Samenwerken en verbinden in de ouderengeneeskunde
Sinds oktober 2010 is verpleeghuisarts (dat is dus nu specialist ouderengeneeskunde) Wilco Achterberg(1963) hoogleraar in de Institutionele Zorg en Ouderengeneeskunde aan de universiteit van Leiden. Op 23 september 2011 sprak hij zijn oratie uit getiteld Verbinden in de ouderengeneeskunde. In zijn nieuwe positie houdt hij zich bezig met het verbeteren van het onderwijs aan geneeskundestudenten en artsen in opleiding tot specialist ouderengeneeskunde.Daarnaast geeft hij leiding aan twee onderzoekslijnen, namelijk geriatrische revalidatie en kwaliteit van leven bij kwetsbare ouderen. Zijn filosofie is dat samenwerking en binding altijd betere resultaten oplevert dan gaan voor eigen gewin.
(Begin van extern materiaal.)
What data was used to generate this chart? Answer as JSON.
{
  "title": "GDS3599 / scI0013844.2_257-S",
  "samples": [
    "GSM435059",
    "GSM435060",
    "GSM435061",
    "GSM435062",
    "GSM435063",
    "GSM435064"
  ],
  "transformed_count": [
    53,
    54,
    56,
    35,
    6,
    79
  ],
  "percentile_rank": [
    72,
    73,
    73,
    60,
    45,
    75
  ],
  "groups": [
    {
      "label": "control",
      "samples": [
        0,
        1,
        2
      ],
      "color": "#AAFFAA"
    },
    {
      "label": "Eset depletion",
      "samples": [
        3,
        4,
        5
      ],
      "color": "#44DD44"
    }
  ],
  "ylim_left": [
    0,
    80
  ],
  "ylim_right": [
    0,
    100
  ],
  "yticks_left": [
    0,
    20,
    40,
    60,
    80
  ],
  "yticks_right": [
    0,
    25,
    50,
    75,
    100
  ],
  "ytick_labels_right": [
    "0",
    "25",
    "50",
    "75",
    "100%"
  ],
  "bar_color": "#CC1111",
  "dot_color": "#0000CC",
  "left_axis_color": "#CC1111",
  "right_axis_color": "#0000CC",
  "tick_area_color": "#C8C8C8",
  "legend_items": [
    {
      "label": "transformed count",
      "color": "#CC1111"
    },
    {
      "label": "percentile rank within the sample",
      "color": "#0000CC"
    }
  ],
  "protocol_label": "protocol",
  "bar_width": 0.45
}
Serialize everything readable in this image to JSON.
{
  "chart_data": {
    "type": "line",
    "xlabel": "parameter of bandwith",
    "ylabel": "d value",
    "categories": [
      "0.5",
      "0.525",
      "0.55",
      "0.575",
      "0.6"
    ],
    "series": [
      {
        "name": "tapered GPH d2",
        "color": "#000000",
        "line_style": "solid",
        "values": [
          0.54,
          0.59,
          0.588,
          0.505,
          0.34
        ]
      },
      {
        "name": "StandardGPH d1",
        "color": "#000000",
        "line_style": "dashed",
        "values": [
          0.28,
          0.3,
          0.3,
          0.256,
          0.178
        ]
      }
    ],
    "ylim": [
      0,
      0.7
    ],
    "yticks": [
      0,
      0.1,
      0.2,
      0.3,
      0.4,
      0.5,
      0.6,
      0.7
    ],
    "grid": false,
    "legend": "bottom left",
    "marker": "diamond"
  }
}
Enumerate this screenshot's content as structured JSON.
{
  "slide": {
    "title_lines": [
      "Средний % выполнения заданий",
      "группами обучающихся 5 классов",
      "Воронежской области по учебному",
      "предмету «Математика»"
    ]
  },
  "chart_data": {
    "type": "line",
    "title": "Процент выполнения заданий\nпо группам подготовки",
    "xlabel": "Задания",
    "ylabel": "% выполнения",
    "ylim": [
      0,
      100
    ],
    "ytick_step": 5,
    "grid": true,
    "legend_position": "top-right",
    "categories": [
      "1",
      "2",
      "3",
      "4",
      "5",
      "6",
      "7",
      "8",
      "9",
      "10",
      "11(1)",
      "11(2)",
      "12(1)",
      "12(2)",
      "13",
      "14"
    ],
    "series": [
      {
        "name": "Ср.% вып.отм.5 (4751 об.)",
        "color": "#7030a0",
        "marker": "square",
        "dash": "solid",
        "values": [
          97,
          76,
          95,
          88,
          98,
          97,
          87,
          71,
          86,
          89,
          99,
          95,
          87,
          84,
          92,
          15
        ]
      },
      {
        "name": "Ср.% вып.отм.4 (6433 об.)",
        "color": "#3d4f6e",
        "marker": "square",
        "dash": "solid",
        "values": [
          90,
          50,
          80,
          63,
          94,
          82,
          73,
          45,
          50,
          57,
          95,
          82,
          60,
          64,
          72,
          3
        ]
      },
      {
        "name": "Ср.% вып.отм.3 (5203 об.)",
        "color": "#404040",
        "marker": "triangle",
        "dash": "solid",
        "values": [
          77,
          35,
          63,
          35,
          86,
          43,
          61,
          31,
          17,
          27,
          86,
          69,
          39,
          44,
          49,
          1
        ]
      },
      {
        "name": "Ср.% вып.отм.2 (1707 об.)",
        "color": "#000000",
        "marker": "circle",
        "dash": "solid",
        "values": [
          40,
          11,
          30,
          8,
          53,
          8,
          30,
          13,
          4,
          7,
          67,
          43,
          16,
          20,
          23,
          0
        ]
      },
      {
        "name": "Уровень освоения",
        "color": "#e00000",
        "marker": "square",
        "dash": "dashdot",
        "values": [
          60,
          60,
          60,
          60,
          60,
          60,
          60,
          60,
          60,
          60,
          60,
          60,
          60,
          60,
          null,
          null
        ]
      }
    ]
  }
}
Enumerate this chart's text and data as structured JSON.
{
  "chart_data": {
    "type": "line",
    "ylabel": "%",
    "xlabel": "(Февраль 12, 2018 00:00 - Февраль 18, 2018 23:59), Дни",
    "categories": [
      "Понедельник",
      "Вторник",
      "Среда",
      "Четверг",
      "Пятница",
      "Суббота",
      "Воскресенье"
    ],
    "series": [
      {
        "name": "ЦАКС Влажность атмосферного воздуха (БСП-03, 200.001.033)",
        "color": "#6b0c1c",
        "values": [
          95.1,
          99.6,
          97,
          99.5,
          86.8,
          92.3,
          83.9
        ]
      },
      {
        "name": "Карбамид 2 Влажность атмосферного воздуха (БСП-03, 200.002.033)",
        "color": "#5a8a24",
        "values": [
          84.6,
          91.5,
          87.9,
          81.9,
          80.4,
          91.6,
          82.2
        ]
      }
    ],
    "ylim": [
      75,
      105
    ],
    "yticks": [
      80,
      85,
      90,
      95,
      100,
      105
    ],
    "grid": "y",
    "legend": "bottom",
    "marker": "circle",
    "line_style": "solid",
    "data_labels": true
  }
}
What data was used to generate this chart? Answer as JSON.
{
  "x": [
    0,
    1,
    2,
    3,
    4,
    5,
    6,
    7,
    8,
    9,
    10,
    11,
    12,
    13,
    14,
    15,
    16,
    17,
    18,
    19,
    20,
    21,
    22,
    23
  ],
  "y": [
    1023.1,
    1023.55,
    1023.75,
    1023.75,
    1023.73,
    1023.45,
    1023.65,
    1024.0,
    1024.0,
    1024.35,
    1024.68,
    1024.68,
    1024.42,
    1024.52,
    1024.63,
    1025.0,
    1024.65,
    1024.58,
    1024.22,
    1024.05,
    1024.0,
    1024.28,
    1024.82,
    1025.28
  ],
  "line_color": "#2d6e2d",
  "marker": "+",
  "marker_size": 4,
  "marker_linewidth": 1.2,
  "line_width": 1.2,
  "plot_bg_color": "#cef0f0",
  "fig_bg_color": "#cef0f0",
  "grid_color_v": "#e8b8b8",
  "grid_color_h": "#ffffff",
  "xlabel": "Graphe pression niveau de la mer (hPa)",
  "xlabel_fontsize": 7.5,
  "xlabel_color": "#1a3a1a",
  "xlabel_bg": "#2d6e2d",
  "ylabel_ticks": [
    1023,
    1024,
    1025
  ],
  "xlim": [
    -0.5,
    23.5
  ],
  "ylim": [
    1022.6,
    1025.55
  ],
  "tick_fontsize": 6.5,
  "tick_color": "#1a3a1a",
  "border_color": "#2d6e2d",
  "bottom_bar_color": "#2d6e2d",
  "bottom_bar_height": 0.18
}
Zijn oratie gaat op veel van deze verbindingsthema’s in, bijvoorbeeld de verhouding tussen klinisch geriater en internist-ouderengeneeskunde, het zorgbehandelplan in samenspraak met diverse disciplines, de samenwerking tussen huisarts en specialist ouderengeneeskunde in verzorgingshuis én thuissituatie en de verbinding tussen wetenschap en praktijk. Zijn mening is dat de grote vragen rondom de (dubbele) vergrijzing alleen kunnen worden opgelost door meer energie te steken in verwetenschappelijking van de caresector, veranderingen in het onderwijs en verandering in de maatschappelijke verhoudingen. Er moet meer worden geïnvesteerd in onderzoek in de care-sector en in de geneeskundestudie moeten combinaties van problemen zoals die bij de meest kwetsbare ouderen voorkomen,meer aan de orde komen. Goede zorg voor de oudste ouderen is een uitdaging voor ons allemaal!